Thursday, March 25, 2010

An Evening Grosbeak tale

An Evening Grosbeak Tale,
Some years ago a box containing an seemingly done for bird arrived on my back porch.Someone decided that a Wildlife Artist would know what to do. As I gazed into the box I was amazed at the beauty of this creature all decked out in his yellow green, with his black and white wings. His fate now in my hands,What would his price tag be for meeting the wrong picture window or windshield this cold December day?
He appeared for all intensive purposes to be ready to migrate on to that Golden Habitat in the sky but I sensed something about him and decided to let him be the judge. I placed some water and a little dish of birdseed inside the box and left him alone. I was surprised the next morning to find him in the same place in the same condition, as I was prepared for some post mortem sketches and then the transfer of his remains to the woods for his final roosting. The following day was the same except for a new gift which I believe he gave to me as a sign. A little bird poop on the shelf. Could this be from him? It was out of the box. Hmmm.... The following day two new gifts had been offered, But there he was in the same place in the box. This went on for several weeks and finally one day there he was standing on the shelf . The little bird would return to his box at the end of each day. A few days later he would travel more and more around around my porch and leave gifts.He now varied his walks with wing beats and would do reps of window climbs and when tired would return to his box. A few days past and I came out to check on him and he was already out for his exercise and gave me a look which I interpreted as a request to go home. I opened the window and a moment later he flew out as if nothing had ever happened to him. He perched in a tree for about ten minutes and then took off like a shot. He was gone.
Although I missed him, I was glad that he decided to recover and return to his homeland. A few weeks later I happened to look out my back window and was shocked by what I saw. The entire back yard was filled with Evening Grosbeaks. They were hundreds and they were only on my property. It was one of the most visual sights I can ever recall. The brightness of the their plumage against the overcast woods was fantastic. Then suddenly they all took flight and were gone. This species of bird had never been to my feeder before and have never returned. I became interested in them and have learned that they were once one of the most popular birds in the Northeast just as recent as 20 years ago. It appears that they are in serious decline.
I would welcome any news of these birds. Hope you have enjoyed this weeks post. Enjoy the Spring. KJS
This painting is a study in oils ,size 5x7 on hardboard and is available.

Thursday, March 18, 2010

The Irish Wolfhound

The Irish Wolfhound.
I hope you enjoy this portrait of an Irish Wolfhound. This was a small oil, 5x7 painted on masonite. These are beautiful dogs and very gentle.I would like to have one myself. Happy St. Patricks Day Everyone.

Thursday, March 11, 2010

Irish Blood American Dreams: Father Corby

Irish Blood American Dreams: Father Corby:

Upon the present day Gettysburg Battlefield there are two places which are important stops for me, One the Irish Brigade monument and The Father Corby Statue. It is a stirring monument to the moment of his address and words of absolution he gave upon the Brigade as they prepared to enter battle. Catholic and non -Catholic side by side took to thier knees and bowed thier heads.

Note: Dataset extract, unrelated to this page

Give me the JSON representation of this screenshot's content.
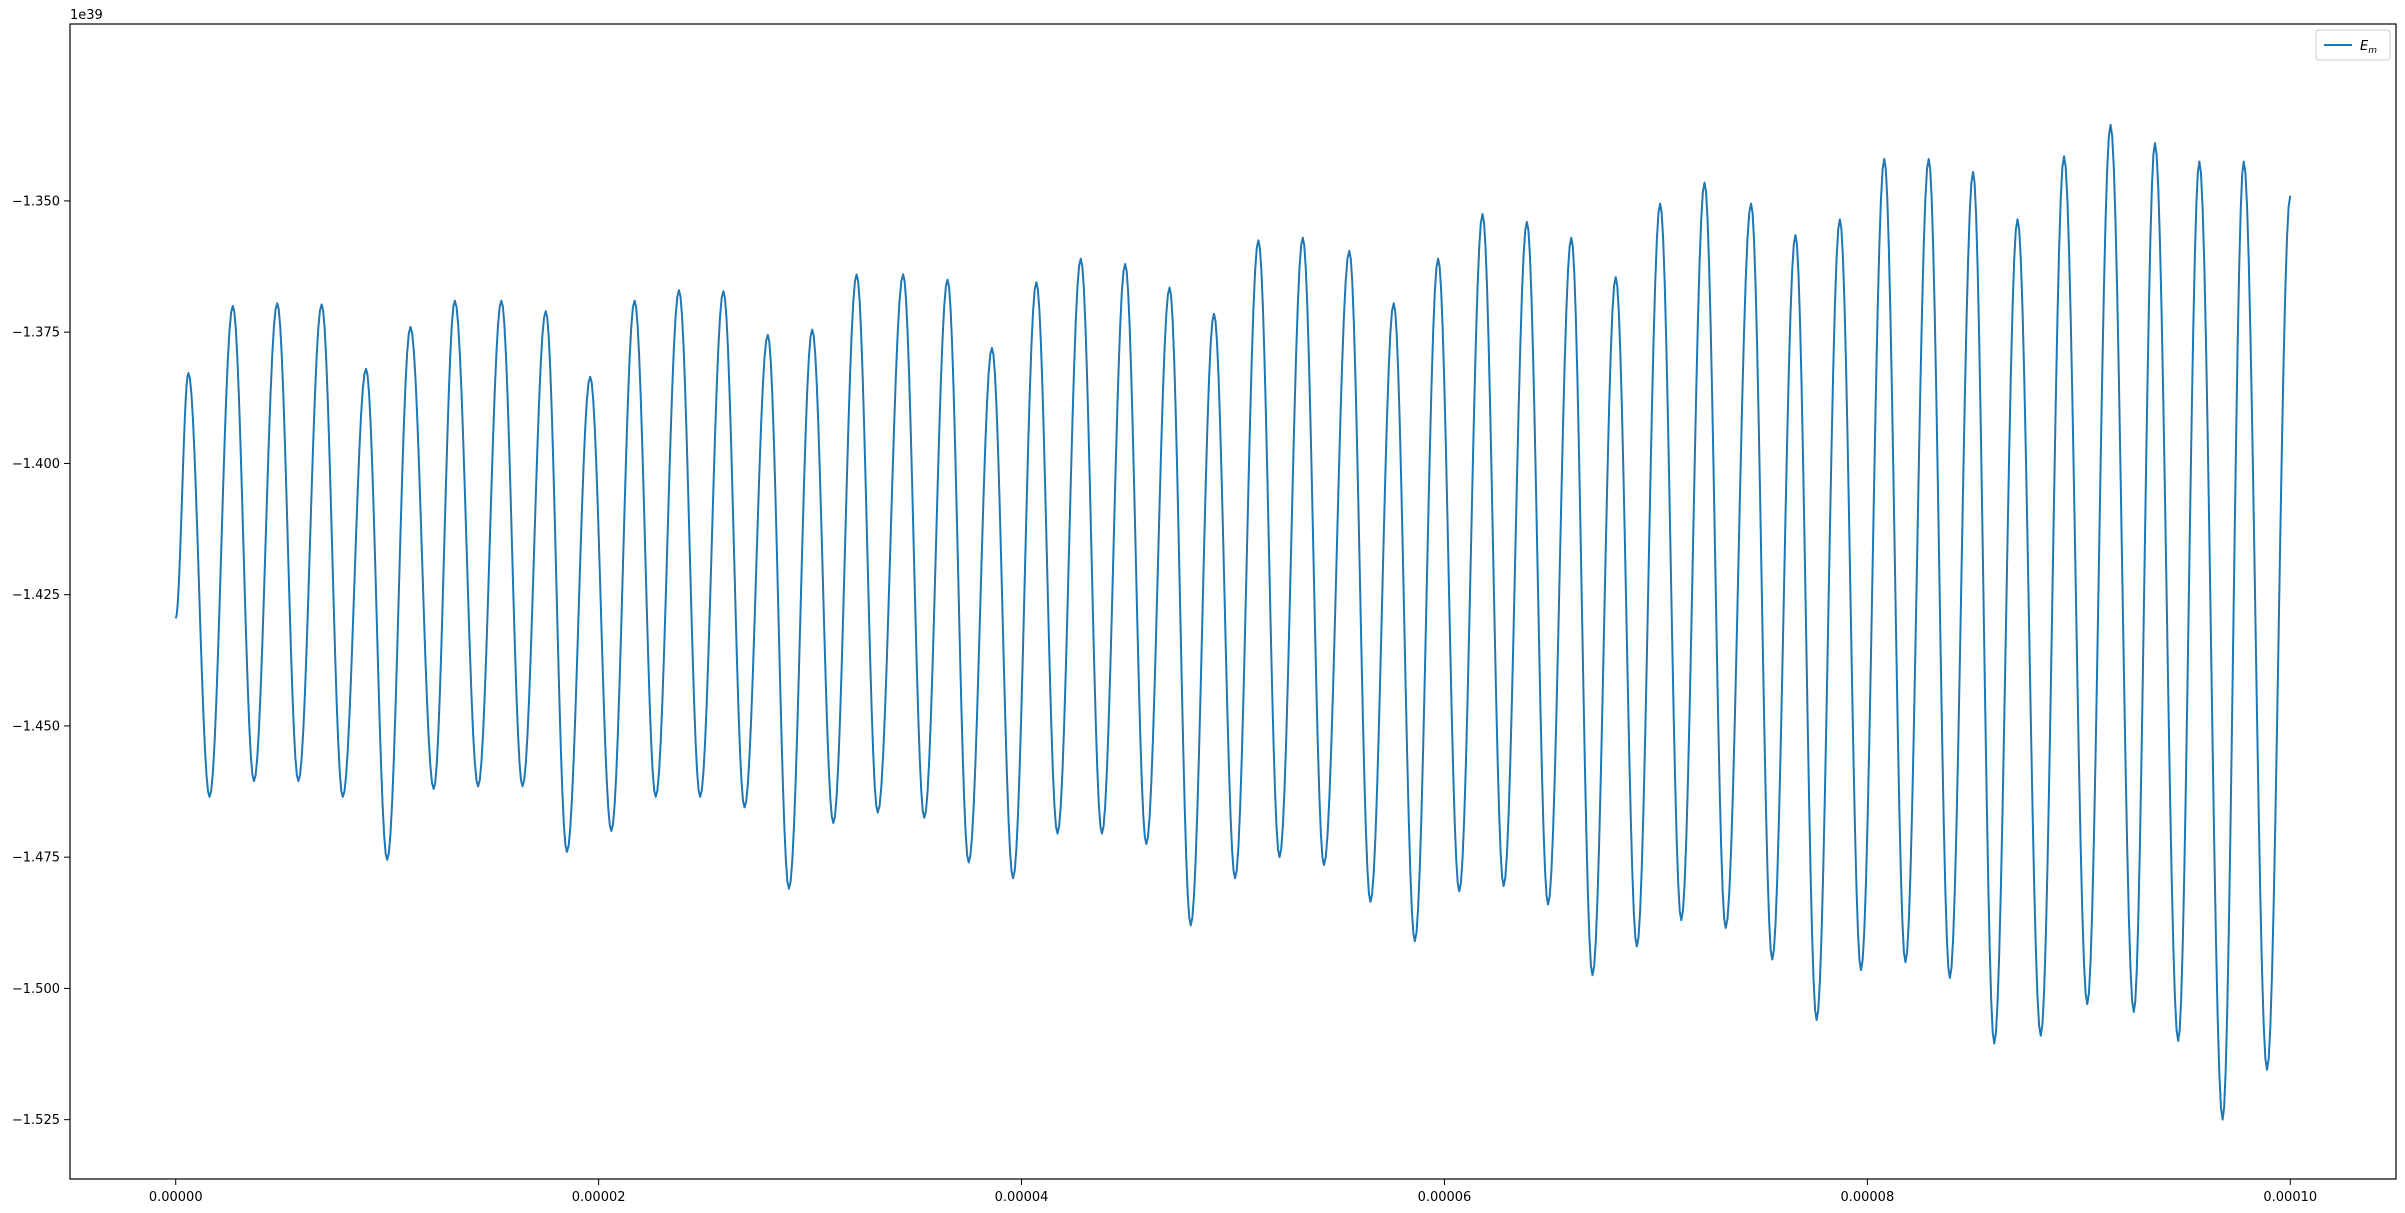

This study in oils on canvas board was rendered in the 1860's style of two colors on a medium tone. Surrounding myself with images of Corby I set out to capture a likeness and completed the portrait you see.

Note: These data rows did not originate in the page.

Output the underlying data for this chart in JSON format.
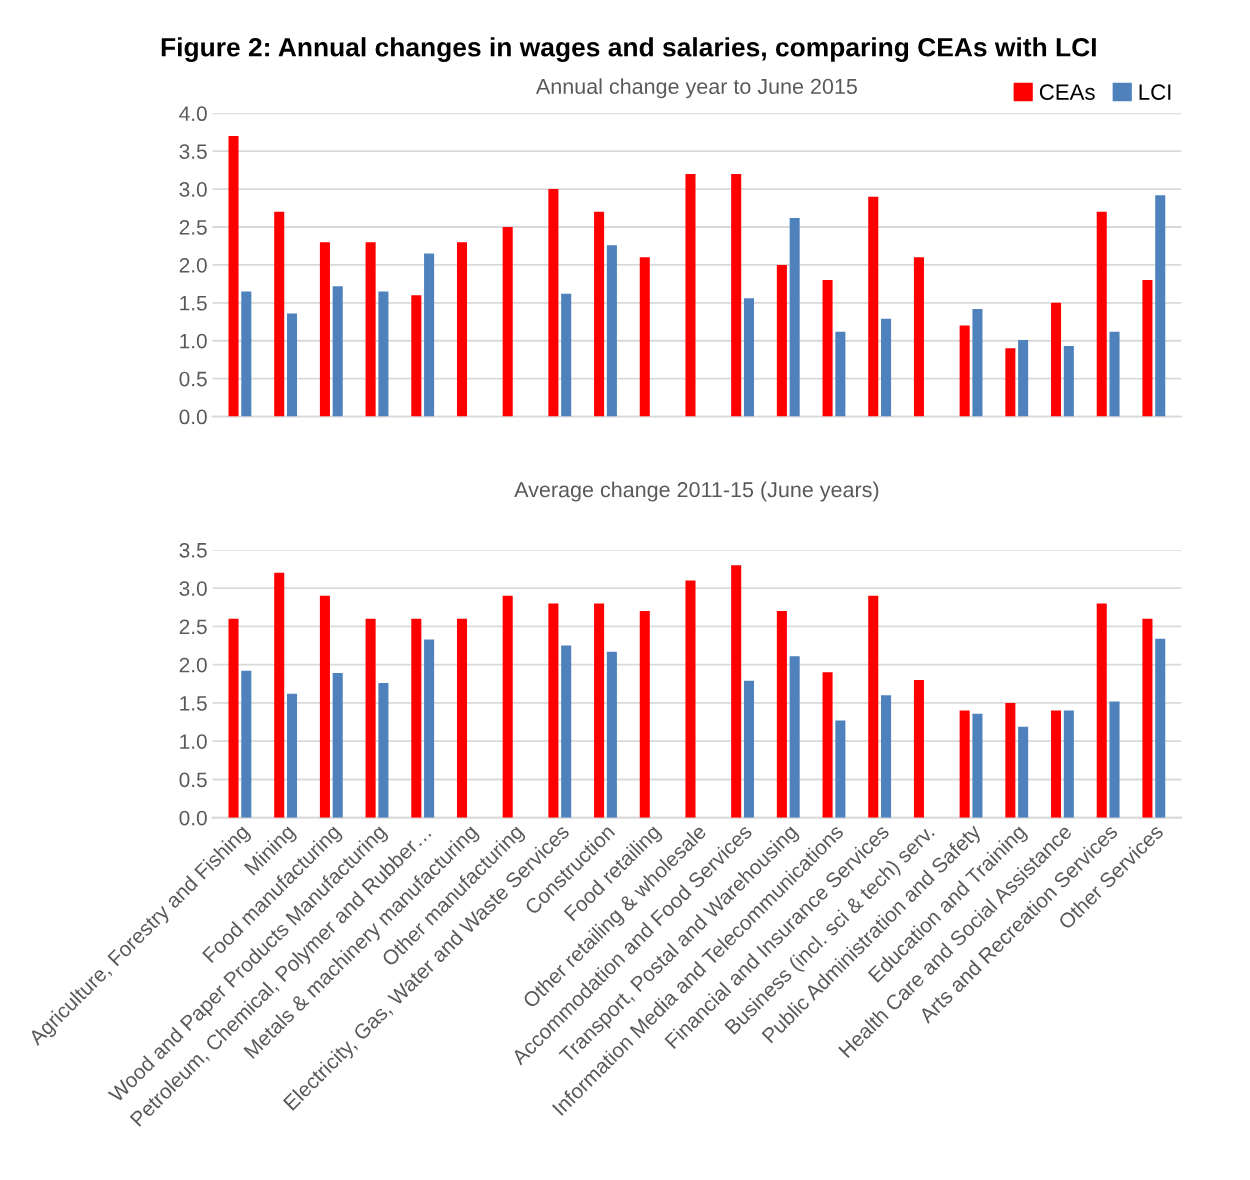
{
  "chart_data": [
    {
      "type": "bar",
      "title": "Figure 2: Annual changes in wages and salaries, comparing CEAs with LCI",
      "subtitle": "Annual change year to June 2015",
      "categories": [
        null,
        null,
        null,
        null,
        null,
        null,
        null,
        null,
        null,
        null,
        null,
        null,
        null,
        null,
        null,
        null,
        null,
        null,
        null,
        null,
        null
      ],
      "series": [
        {
          "name": "CEAs",
          "color": "#ff0000",
          "values": [
            3.7,
            2.7,
            2.3,
            2.3,
            1.6,
            2.3,
            2.5,
            3.0,
            2.7,
            2.1,
            3.2,
            3.2,
            2.0,
            1.8,
            2.9,
            2.1,
            1.2,
            0.9,
            1.5,
            2.7,
            1.8
          ]
        },
        {
          "name": "LCI",
          "color": "#4f81bd",
          "values": [
            1.65,
            1.36,
            1.72,
            1.65,
            2.15,
            null,
            null,
            1.62,
            2.26,
            null,
            null,
            1.56,
            2.62,
            1.12,
            1.29,
            null,
            1.42,
            1.01,
            0.93,
            1.12,
            2.92
          ]
        }
      ],
      "ylim": [
        0,
        4
      ],
      "yticks": [
        {
          "value": 0,
          "label": "0.0"
        },
        {
          "value": 0.5,
          "label": "0.5"
        },
        {
          "value": 1,
          "label": "1.0"
        },
        {
          "value": 1.5,
          "label": "1.5"
        },
        {
          "value": 2,
          "label": "2.0"
        },
        {
          "value": 2.5,
          "label": "2.5"
        },
        {
          "value": 3,
          "label": "3.0"
        },
        {
          "value": 3.5,
          "label": "3.5"
        },
        {
          "value": 4,
          "label": "4.0"
        }
      ],
      "grid": "y",
      "legend": "top right",
      "tick_labels": "y"
    },
    {
      "type": "bar",
      "subtitle": "Average change 2011-15 (June years)",
      "categories": [
        "Agriculture, Forestry and Fishing",
        "Mining",
        "Food manufacturing",
        "Wood and Paper Products Manufacturing",
        "Petroleum, Chemical, Polymer and Rubber…",
        "Metals & machinery manufacturing",
        "Other manufacturing",
        "Electricity, Gas, Water and Waste Services",
        "Construction",
        "Food retailing",
        "Other retailing & wholesale",
        "Accommodation and Food Services",
        "Transport, Postal and Warehousing",
        "Information Media and Telecommunications",
        "Financial and Insurance Services",
        "Business (incl. sci & tech) serv.",
        "Public Administration and Safety",
        "Education and Training",
        "Health Care and Social Assistance",
        "Arts and Recreation Services",
        "Other Services"
      ],
      "series": [
        {
          "color": "#ff0000",
          "values": [
            2.6,
            3.2,
            2.9,
            2.6,
            2.6,
            2.6,
            2.9,
            2.8,
            2.8,
            2.7,
            3.1,
            3.3,
            2.7,
            1.9,
            2.9,
            1.8,
            1.4,
            1.5,
            1.4,
            2.8,
            2.6
          ]
        },
        {
          "color": "#4f81bd",
          "values": [
            1.92,
            1.62,
            1.89,
            1.76,
            2.33,
            null,
            null,
            2.25,
            2.17,
            null,
            null,
            1.79,
            2.11,
            1.27,
            1.6,
            null,
            1.36,
            1.19,
            1.4,
            1.52,
            2.34
          ]
        }
      ],
      "ylim": [
        0,
        3.5
      ],
      "yticks": [
        {
          "value": 0,
          "label": "0.0"
        },
        {
          "value": 0.5,
          "label": "0.5"
        },
        {
          "value": 1,
          "label": "1.0"
        },
        {
          "value": 1.5,
          "label": "1.5"
        },
        {
          "value": 2,
          "label": "2.0"
        },
        {
          "value": 2.5,
          "label": "2.5"
        },
        {
          "value": 3,
          "label": "3.0"
        },
        {
          "value": 3.5,
          "label": "3.5"
        }
      ],
      "grid": "y"
    }
  ]
}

I urge everyone to study this Important American historical figure and note the contributions he made to country and faith.

Thursday, March 4, 2010

Irish Blood American Dreams, a painting to think about...

Irish Blood American Dreams:

Denny's restaurant's latest advertizing celebrating the Irish Famine has struck a truly deserved negative chord in the Irish Community and sparked an outrage. Perhaps some have forgotten in this country that this famine is still recent history and that much of what we do today as Americans is because of the sacrifice of the victims of this tragedy. The young men fortunate enough to have survived this starvation travelled to America by the thousands in the 1860's and filled the ranks of both Federal and Confederate Armies and shed thier blood so that this Country could survive.

I offer this portrait of this North Carolina Soldier to represent the memory of these men and hope that it will remind our corporate giants that a famine is not something to take lightly.